Why Accurate Cage Selection is Essential for Reliable, Long-term Bearing Operation

December 3, 2018

Looking back a few posts, we seem to be missing a critical part of a bearing’s anatomy. The glossy races and structure rings are there, as are the hardened and ultra-smooth rolling elements. The cage, though, where is this roller retaining section? Correcting this oversight, let’s see which cage types are most viable. Using that last statement as an article segue, here’s why accurate cage selection guidelines are important.

The Role of the Bearing Cage

If only we could view a conventional bearing in some fantastical manner that wasn’t normally possible. Viewed in some kind of cutaway mode, the polished races and ring of concentric ball bearings come into focus. Only, there’s a retaining structure surrounding those lubricated rolling elements. This is the bearing cage. Its job is to evenly space out the balls and to keep them rolling in a radially symmetrical fashion. If that structure was left out of the bearing, the whole device would fly apart as soon as it begun to spin. Transient loads, thrust forces and angularly applied energies, they’re all kept under control by an optimally selected bearing cage.

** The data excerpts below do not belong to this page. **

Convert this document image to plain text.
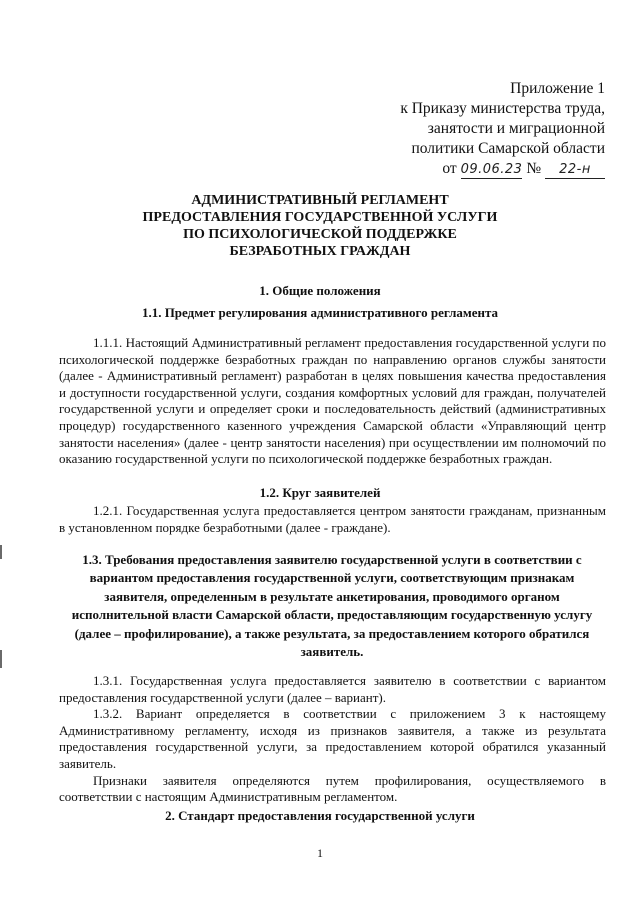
Приложение 1
к Приказу министерства труда,
занятости и миграционной
политики Самарской области
от 09.06.23 № 22-н
АДМИНИСТРАТИВНЫЙ РЕГЛАМЕНТ
ПРЕДОСТАВЛЕНИЯ ГОСУДАРСТВЕННОЙ УСЛУГИ
ПО ПСИХОЛОГИЧЕСКОЙ ПОДДЕРЖКЕ
БЕЗРАБОТНЫХ ГРАЖДАН
1. Общие положения
1.1. Предмет регулирования административного регламента

1.1.1. Настоящий Административный регламент предоставления государственной услуги по психологической поддержке безработных граждан по направлению органов службы занятости (далее - Административный регламент) разработан в целях повышения качества предоставления и доступности государственной услуги, создания комфортных условий для граждан, получателей государственной услуги и определяет сроки и последовательность действий (административных процедур) государственного казенного учреждения Самарской области «Управляющий центр занятости населения» (далее - центр занятости населения) при осуществлении им полномочий по оказанию государственной услуги по психологической поддержке безработных граждан.

1.2. Круг заявителей

1.2.1. Государственная услуга предоставляется центром занятости гражданам, признанным в установленном порядке безработными (далее - граждане).

1.3. Требования предоставления заявителю государственной услуги в соответствии с вариантом предоставления государственной услуги, соответствующим признакам заявителя, определенным в результате анкетирования, проводимого органом исполнительной власти Самарской области, предоставляющим государственную услугу (далее – профилирование), а также результата, за предоставлением которого обратился заявитель.

1.3.1. Государственная услуга предоставляется заявителю в соответствии с вариантом предоставления государственной услуги (далее – вариант).

1.3.2. Вариант определяется в соответствии с приложением 3 к настоящему Административному регламенту, исходя из признаков заявителя, а также из результата предоставления государственной услуги, за предоставлением которой обратился указанный заявитель.

Признаки заявителя определяются путем профилирования, осуществляемого в соответствии с настоящим Административным регламентом.

2. Стандарт предоставления государственной услуги
1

Weighing the Cage Selection Considerations

By intelligently selecting a dimensionally accurate cage size, the engineer is preemptively offsetting the problems listed in the previous paragraph. The inner and outer rings lock together, the rolling elements spin in-line, precisely within the race pathways, and there are no power-impeding oblique forces impacting the rings. They’re retained, held to that one spinning line. Imagine if that weren’t the case. Even if the rings were engineered so that their geometries locked the balls in place, they would perform terribly. The balls wouldn’t be spaced, so they’d contact each other, generate micro welds, and produce large quantities of thermal energy. The entire device would also wobble uncontrollably, with the rolling components staggering incrementally from one side of the ring edge to the other side. Noise, a squealing, squeaking cacophony would radiate loudly.

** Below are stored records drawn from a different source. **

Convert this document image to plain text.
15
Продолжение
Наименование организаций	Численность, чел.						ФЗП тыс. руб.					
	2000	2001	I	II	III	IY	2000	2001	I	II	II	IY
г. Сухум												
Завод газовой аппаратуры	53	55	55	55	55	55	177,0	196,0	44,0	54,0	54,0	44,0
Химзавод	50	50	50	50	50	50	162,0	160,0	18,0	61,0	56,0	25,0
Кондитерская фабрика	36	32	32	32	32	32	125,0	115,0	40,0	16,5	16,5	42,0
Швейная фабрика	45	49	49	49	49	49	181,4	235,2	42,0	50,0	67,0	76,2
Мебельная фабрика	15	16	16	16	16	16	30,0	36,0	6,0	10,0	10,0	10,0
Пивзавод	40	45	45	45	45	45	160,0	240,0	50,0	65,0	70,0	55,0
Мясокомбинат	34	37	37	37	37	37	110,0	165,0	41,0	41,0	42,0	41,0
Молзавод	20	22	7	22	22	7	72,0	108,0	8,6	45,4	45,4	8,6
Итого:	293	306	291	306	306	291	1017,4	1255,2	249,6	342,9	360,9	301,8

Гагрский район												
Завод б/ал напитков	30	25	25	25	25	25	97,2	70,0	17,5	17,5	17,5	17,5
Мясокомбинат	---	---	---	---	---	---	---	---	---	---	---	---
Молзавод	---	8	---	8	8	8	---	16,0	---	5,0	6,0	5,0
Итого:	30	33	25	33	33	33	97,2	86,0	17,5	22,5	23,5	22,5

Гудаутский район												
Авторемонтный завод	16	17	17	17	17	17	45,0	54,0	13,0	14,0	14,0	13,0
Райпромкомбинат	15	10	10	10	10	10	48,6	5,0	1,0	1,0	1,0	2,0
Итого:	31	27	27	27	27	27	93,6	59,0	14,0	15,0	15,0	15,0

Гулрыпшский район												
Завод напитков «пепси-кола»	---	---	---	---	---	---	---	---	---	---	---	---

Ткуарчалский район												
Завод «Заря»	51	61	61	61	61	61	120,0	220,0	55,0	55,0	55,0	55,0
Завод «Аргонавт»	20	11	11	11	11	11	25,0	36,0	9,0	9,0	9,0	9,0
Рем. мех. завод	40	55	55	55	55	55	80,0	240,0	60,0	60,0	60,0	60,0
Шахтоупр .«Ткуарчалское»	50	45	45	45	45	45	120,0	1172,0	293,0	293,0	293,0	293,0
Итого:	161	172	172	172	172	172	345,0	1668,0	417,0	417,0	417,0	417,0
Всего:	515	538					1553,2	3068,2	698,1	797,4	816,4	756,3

Thinking about accurate bearing cage selection, when the cage is properly sized, it satisfies a range of challenging engineering specs. High-tolerance dimensionality eliminates noise. There’s no ball rubbing, no micro welds, no damaged race surfaces, and very little thermal loss. Now, with the rolling elements laterally held in-check that previously mentioned wobble factor is zeroed out and the high-performance lifespan of the caged bearing is maximized. Incidentally, the above problems and solutions are influenced by ring circumferences, but they’re also impacted by cage types. Among them, there are one-piece steel crowns, hemispherical metal and nylon types, and many more element-retaining options. These, too, require careful selection.